Technical SEO

Lazy Loading

Definition — Lazy Loading

Lazy loading is a web performance technique that defers the loading of non-critical resources (typically images and videos below the fold) until they are needed by the user, reducing initial page weight and improving LCP and page load time. For SaaS companies with image-heavy marketing sites, lazy loading images below the first viewport is a high-impact Core Web Vitals optimization.

Quick Answer

What is Lazy Loading?Lazy loading is a performance optimization technique that defers the loading of non-essential resources (images, videos, iframes, JavaScript) until they are needed, typically when the user scrolls close to the element position on the page. By loading only the resources visible in the initial viewport and deferring everything else, lazy loading

What is Lazy Loading?

Lazy loading is a performance optimization technique that defers the loading of non-essential resources (images, videos, iframes, JavaScript) until they are needed, typically when the user scrolls close to the element position on the page. By loading only the resources visible in the initial viewport and deferring everything else, lazy loading reduces the initial page weight that must be downloaded before the page becomes interactive, significantly improving page load speed metrics including LCP and Time to Interactive.

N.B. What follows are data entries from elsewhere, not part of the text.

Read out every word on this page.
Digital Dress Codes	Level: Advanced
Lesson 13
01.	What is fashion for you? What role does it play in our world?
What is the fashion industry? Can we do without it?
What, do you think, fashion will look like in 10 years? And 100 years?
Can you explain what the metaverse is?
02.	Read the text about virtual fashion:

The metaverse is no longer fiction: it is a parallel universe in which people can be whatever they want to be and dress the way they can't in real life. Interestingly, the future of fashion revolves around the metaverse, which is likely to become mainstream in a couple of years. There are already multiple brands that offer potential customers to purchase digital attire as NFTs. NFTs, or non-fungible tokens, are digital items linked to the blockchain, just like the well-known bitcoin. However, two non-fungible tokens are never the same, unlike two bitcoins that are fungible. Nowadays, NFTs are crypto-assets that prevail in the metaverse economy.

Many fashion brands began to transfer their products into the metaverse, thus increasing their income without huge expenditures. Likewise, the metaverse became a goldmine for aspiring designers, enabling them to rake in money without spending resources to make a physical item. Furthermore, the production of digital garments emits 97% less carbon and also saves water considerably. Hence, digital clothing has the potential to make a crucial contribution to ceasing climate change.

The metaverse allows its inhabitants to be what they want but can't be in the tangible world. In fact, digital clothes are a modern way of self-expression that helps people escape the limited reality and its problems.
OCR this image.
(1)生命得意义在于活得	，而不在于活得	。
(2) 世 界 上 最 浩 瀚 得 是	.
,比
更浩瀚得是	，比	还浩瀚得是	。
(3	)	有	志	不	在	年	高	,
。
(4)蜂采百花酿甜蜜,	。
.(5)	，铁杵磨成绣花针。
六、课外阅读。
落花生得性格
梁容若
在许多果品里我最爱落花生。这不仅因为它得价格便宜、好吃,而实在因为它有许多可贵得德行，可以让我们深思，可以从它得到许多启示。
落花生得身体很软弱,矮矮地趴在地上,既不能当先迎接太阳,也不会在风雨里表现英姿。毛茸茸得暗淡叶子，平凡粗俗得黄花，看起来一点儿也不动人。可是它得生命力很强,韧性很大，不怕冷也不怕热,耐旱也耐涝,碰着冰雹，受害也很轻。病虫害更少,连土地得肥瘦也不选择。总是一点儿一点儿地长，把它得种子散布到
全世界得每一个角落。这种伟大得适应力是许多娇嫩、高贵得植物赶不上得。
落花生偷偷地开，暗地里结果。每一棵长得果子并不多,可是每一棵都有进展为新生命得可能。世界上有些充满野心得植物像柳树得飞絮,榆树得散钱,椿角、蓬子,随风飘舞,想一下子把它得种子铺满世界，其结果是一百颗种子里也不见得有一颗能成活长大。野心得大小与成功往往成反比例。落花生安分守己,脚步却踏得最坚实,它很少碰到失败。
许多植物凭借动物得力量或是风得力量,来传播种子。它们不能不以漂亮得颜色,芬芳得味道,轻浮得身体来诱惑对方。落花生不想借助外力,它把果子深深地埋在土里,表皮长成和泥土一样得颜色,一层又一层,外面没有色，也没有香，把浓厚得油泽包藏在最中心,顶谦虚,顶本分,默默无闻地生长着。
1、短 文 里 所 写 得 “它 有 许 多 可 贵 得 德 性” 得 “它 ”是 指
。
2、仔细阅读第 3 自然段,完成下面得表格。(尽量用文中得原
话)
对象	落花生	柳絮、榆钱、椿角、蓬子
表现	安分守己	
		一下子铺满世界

Lazy Loading for SaaS Marketing Sites

Implementing lazy loading on SaaS websites: (1) HTML native lazy loading: add loading=lazy attribute to all img and iframe tags except those in the above-the-fold viewport (critical: the LCP image should use loading=eager, not lazy; applying lazy loading to your hero image dramatically worsens LCP). (2) JavaScript-based lazy loading: for complex scenarios not handled by the native attribute, libraries like lazysizes.js or Intersection Observer API provide more control. (3) Video and iframe lazy loading: always lazy load below-fold embedded videos, YouTube embeds, and third-party iframes (HubSpot forms, chat widgets) that would otherwise load their entire JavaScript and CSS payloads immediately. (4) Test impact: verify lazy loading improvements in PageSpeed Insights and measure LCP before and after to confirm the optimization is helping rather than hurting performance on critical elements.

Frequently Asked Questions

Which images should NOT be lazy loaded on a SaaS website?

Never apply lazy loading to: (1) Your hero image or any large image in the first viewport (this is your LCP element: lazy loading it means the browser waits for the user to scroll before loading the most important visual element, dramatically increasing LCP), (2) Above-the-fold text elements and CTAs that are part of the primary above-fold design, (3) Brand logo in the header (it is always in view on first load). Apply lazy loading to everything else: product screenshots below the fold, team photos, partner logos in a footer trust strip, embedded videos, case study images, and any other content the user will only see after scrolling. A practical rule: the top 500-800px of your page should load eagerly; everything below should use lazy loading.

Does lazy loading affect SEO?

Lazy loading does not negatively affect SEO when implemented correctly. Google recommends lazy loading for performance improvement. Google does render lazy-loaded images during its second crawl wave (JavaScript rendering), so lazily loaded content is still indexed. However, incorrectly implemented lazy loading that uses non-standard JavaScript without proper Intersection Observer implementation may cause Googlebot to not see the lazy-loaded content until rendering is complete. The safest implementation for SEO is the HTML native loading=lazy attribute, which is fully understood and respected by all modern browsers and Googlebot.